Rescue workers chipped away at walls of debris separating them from 65 Mexican coal miners today, as family members desperate for word on their trapped relatives threatened to rush past soldiers guarding the pit.
Almost three days after a gas explosion filled tunnels with fallen rock, wood and metal, rescuers have found no sign of the workers – either dead or alive - in the Pasta de Conchos mine, about 85 miles south west of Eagle Pass, Texas.
But officials did not rule out the possibility, however slim, of finding survivors.
Coahuila state civil protection director Arturo Vilchis said he “can’t speculate on the condition of the miners”.
The lack of news added to the strain on the hundreds of weary relatives of the trapped miners. The family members have camped outside the mine in the bitter cold since Sunday’s pre-dawn explosion.
A crowd of about 600 shouted at Vilchis until he took refuge behind a line of five soldiers guarding the entrance to the Pasta de Conchos mine.
“What are you hiding?” shouted one man. “If you don’t tell us the truth we will go into the mine ourselves.”
Yadira Gallegos, whose brother-in-law is trapped in the mine, accused officials of lying.
“They said they would tell us something at three o clock, but they never came out. We want answers,” she said.
Officials at the US Mine Safety and Health Administration said they were sending a truck with specialised equipment for analysing gas samples and several mining experts to help with the rescue operation.

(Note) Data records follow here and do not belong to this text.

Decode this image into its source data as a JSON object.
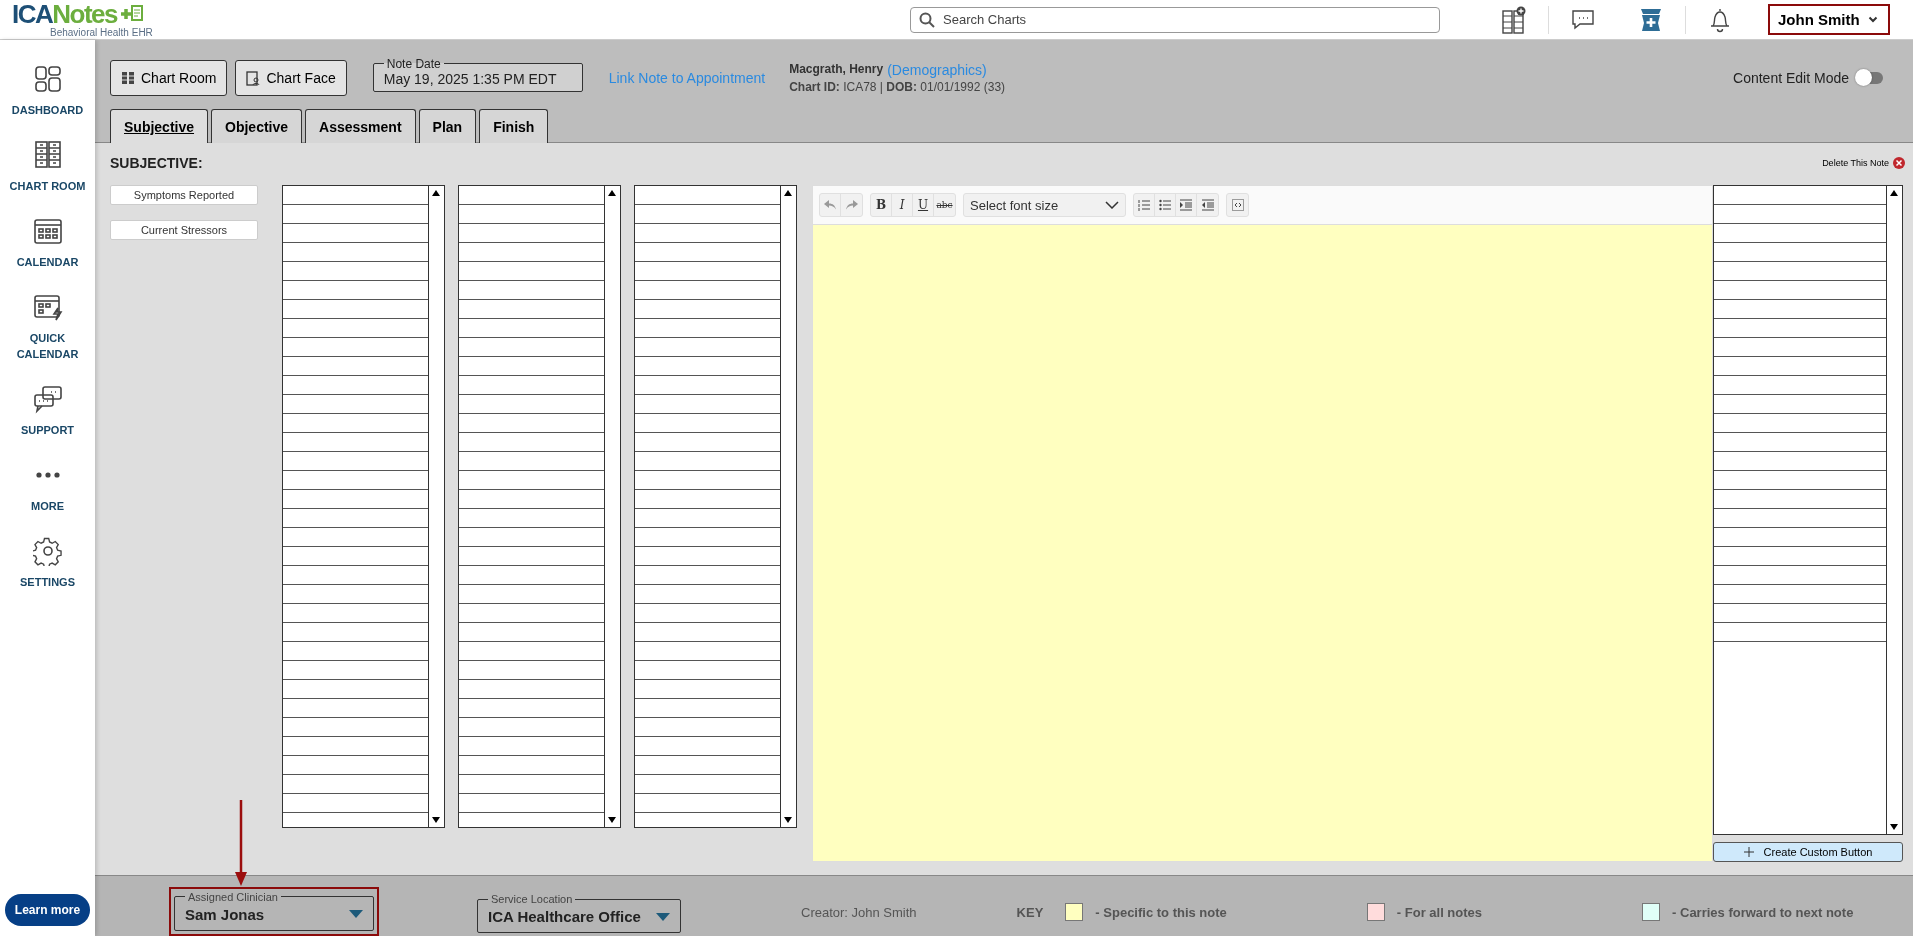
{
  "header": {
    "logo": {
      "part_a": "ICA",
      "part_b": "Notes",
      "subtitle": "Behavioral Health EHR"
    },
    "search": {
      "placeholder": "Search Charts"
    },
    "user": "John Smith"
  },
  "sidebar": {
    "items": [
      {
        "label": "DASHBOARD",
        "kind": "dashboard"
      },
      {
        "label": "CHART ROOM",
        "kind": "chartroom"
      },
      {
        "label": "CALENDAR",
        "kind": "calendar"
      },
      {
        "label": "QUICK CALENDAR",
        "kind": "quickcalendar"
      },
      {
        "label": "SUPPORT",
        "kind": "support"
      },
      {
        "label": "MORE",
        "kind": "more"
      },
      {
        "label": "SETTINGS",
        "kind": "settings"
      }
    ],
    "learn_more": "Learn more"
  },
  "note_header": {
    "buttons": [
      {
        "label": "Chart Room",
        "kind": "chartroom"
      },
      {
        "label": "Chart Face",
        "kind": "chartface"
      }
    ],
    "note_date": {
      "label": "Note Date",
      "value": "May 19, 2025 1:35 PM EDT"
    },
    "link": "Link Note to Appointment",
    "patient": {
      "name": "Macgrath, Henry",
      "demographics_link": "(Demographics)",
      "details": "**Chart ID:** ICA78 | **DOB:** 01/01/1992 (33)"
    },
    "content_edit_mode": {
      "label": "Content Edit Mode",
      "on": false
    }
  },
  "tabs": [
    {
      "label": "Subjective",
      "selected": true
    },
    {
      "label": "Objective",
      "selected": false
    },
    {
      "label": "Assessment",
      "selected": false
    },
    {
      "label": "Plan",
      "selected": false
    },
    {
      "label": "Finish",
      "selected": false
    }
  ],
  "section": {
    "title": "SUBJECTIVE:",
    "delete_note": "Delete This Note"
  },
  "quick_buttons": [
    "Symptoms Reported",
    "Current Stressors"
  ],
  "editor": {
    "format_buttons": [
      {
        "label": "B",
        "kind": "bold"
      },
      {
        "label": "I",
        "kind": "italic"
      },
      {
        "label": "U",
        "kind": "underline"
      },
      {
        "label": "abc",
        "kind": "strike"
      }
    ],
    "font_size": {
      "placeholder": "Select font size"
    }
  },
  "create_custom_button": "Create Custom Button",
  "footer": {
    "assigned_clinician": {
      "label": "Assigned Clinician",
      "value": "Sam Jonas"
    },
    "service_location": {
      "label": "Service Location",
      "value": "ICA Healthcare Office"
    },
    "creator": "Creator: John Smith",
    "key": {
      "label": "KEY",
      "items": [
        {
          "text": "- Specific to this note",
          "color": "#ffffc0"
        },
        {
          "text": "- For all notes",
          "color": "#ffdcdc"
        },
        {
          "text": "- Carries forward to next note",
          "color": "#e0fff8"
        }
      ]
    }
  }
}
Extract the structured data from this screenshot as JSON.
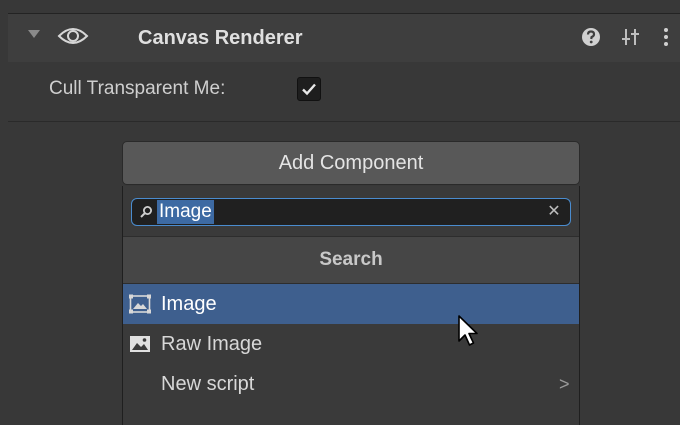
{
  "component": {
    "title": "Canvas Renderer",
    "property_label": "Cull Transparent Me:",
    "cull_transparent_mesh_checked": true
  },
  "add_component": {
    "button_label": "Add Component",
    "search": {
      "value": "Image",
      "header": "Search"
    },
    "results": [
      {
        "label": "Image",
        "icon": "image-icon",
        "selected": true
      },
      {
        "label": "Raw Image",
        "icon": "raw-image-icon",
        "selected": false
      },
      {
        "label": "New script",
        "icon": "",
        "selected": false,
        "has_submenu": true
      }
    ],
    "submenu_chevron": ">"
  },
  "icons": {
    "visibility": "eye-icon",
    "help": "help-icon",
    "presets": "presets-icon",
    "menu": "kebab-menu-icon",
    "search": "search-icon",
    "clear": "close-icon",
    "cursor": "mouse-cursor-icon"
  },
  "colors": {
    "background": "#383838",
    "selection": "#3e5f8e",
    "search_highlight": "#3d6aa3",
    "focus_border": "#4a8ccf"
  }
}
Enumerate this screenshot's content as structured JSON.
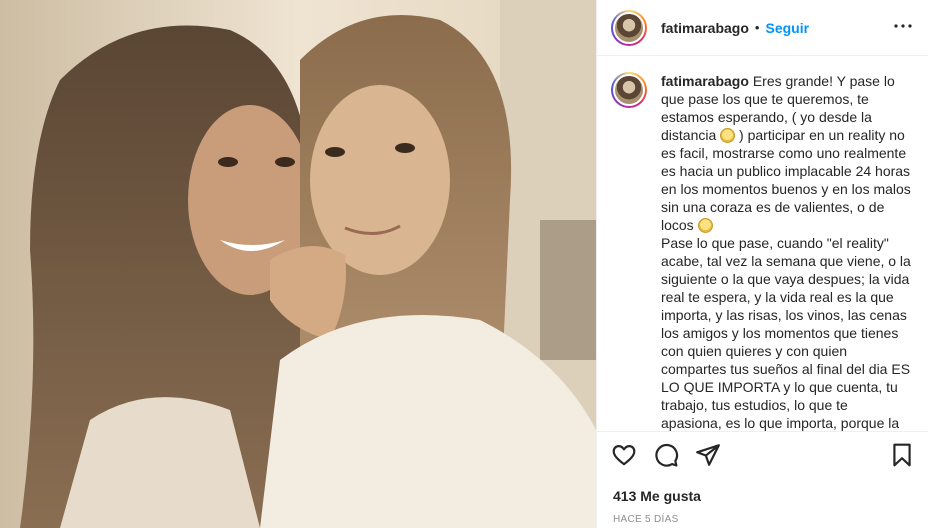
{
  "photo": {
    "alt": ""
  },
  "header": {
    "username": "fatimarabago",
    "separator": "•",
    "follow_label": "Seguir",
    "more_label": "•••"
  },
  "comment": {
    "username": "fatimarabago",
    "text_lines": [
      "Eres grande! Y pase lo que",
      "pase los que te queremos, te estamos",
      "esperando, ( yo desde la distancia",
      ") participar en un reality no es facil,",
      "mostrarse como uno realmente es hacia",
      "un publico implacable  24 horas en los",
      "momentos buenos y en los malos sin una",
      "coraza es de valientes, o de locos",
      "Pase lo que pase, cuando \"el reality\"",
      "acabe, tal vez la semana que viene, o la",
      "siguiente o la que vaya despues; la vida",
      "real te espera, y la vida real es la que",
      "importa, y las risas, los vinos, las cenas",
      "los amigos y los momentos que tienes",
      "con quien quieres y con quien compartes",
      "tus sueños al final del dia ES LO QUE",
      "IMPORTA y lo que cuenta, tu trabajo, tus",
      "estudios, lo que te apasiona, es lo que",
      "importa, porque la vida es eso,"
    ]
  },
  "actions": {
    "like_icon": "heart-icon",
    "comment_icon": "comment-icon",
    "share_icon": "paper-plane-icon",
    "save_icon": "bookmark-icon"
  },
  "likes_text": "413 Me gusta",
  "timestamp": "HACE 5 DÍAS",
  "colors": {
    "link_blue": "#0095f6",
    "text": "#262626",
    "muted": "#8e8e8e"
  }
}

The team should arrive at the mine site late tonight.
“MSHA and the entire mining community extend our deepest condolences whenminers are in danger,” said David Dye, the agency’s acting administrator.
Mexican officials have said the 65 men were each carrying tanks with only six hours of oxygen, though the workers may have been receiving air through ventilation shafts and oxygen tanks scattered throughout the mine.
Some family members panicked when they saw yesterday’s editions of the local newspaper La Prensa de Monclova, whose banner headline was a quote from a surviving miner: ”They are surely dead.”
But Javier de la Fuente, an engineering contractor with mine owner Grupo Mexico SA de CV, said it was too early to write the miners off.
Asked if they might still be alive, he replied: “Cn you tell me what lottery number is going to win tonight?”
Because of fears that electric or gas-powered machinery could spark more explosions, rescuers wearing gas masks and oxygen tanks have had to use picks and shovels to move tons of fallen dirt, rock, wood and metal.
They got through one wall of debris, only to encounter another about 600 yards inside the tunnel yesterday. At least two conveyer belt operators may be just beyond the wall, but most of the others were thought to be as far as one to three miles from the mine’s entrance.
The workers had been installing wooden and metal supports in four recently-dug extensions of the mine when the gas exploded at about 2.30am local time (8.30am GMT) on Sunday.
At least a dozen other workers near the entrance were able to escape with broken bones and burns.
A power cut briefly struck the ventilation system yesterday, but a back-up diesel generator immediately kicked in and kept the fans going until power was restored, de la Fuente said.
Consuelo Aguilar, a spokeswoman for the National Miners’ Union, called for an investigation into Grupo Mexico’s responsibility for the disaster.
Rebolledo said safety conditions met national and international standards, “but accidents can always happen”.
Pedro Camarillo, a national union official, said nothing unusual was found during a routine evaluation on February 7.
As well as mining coal, Grupo Mexico is the world’s third-largest copper producer, with operations in Mexico, Peru, and the US.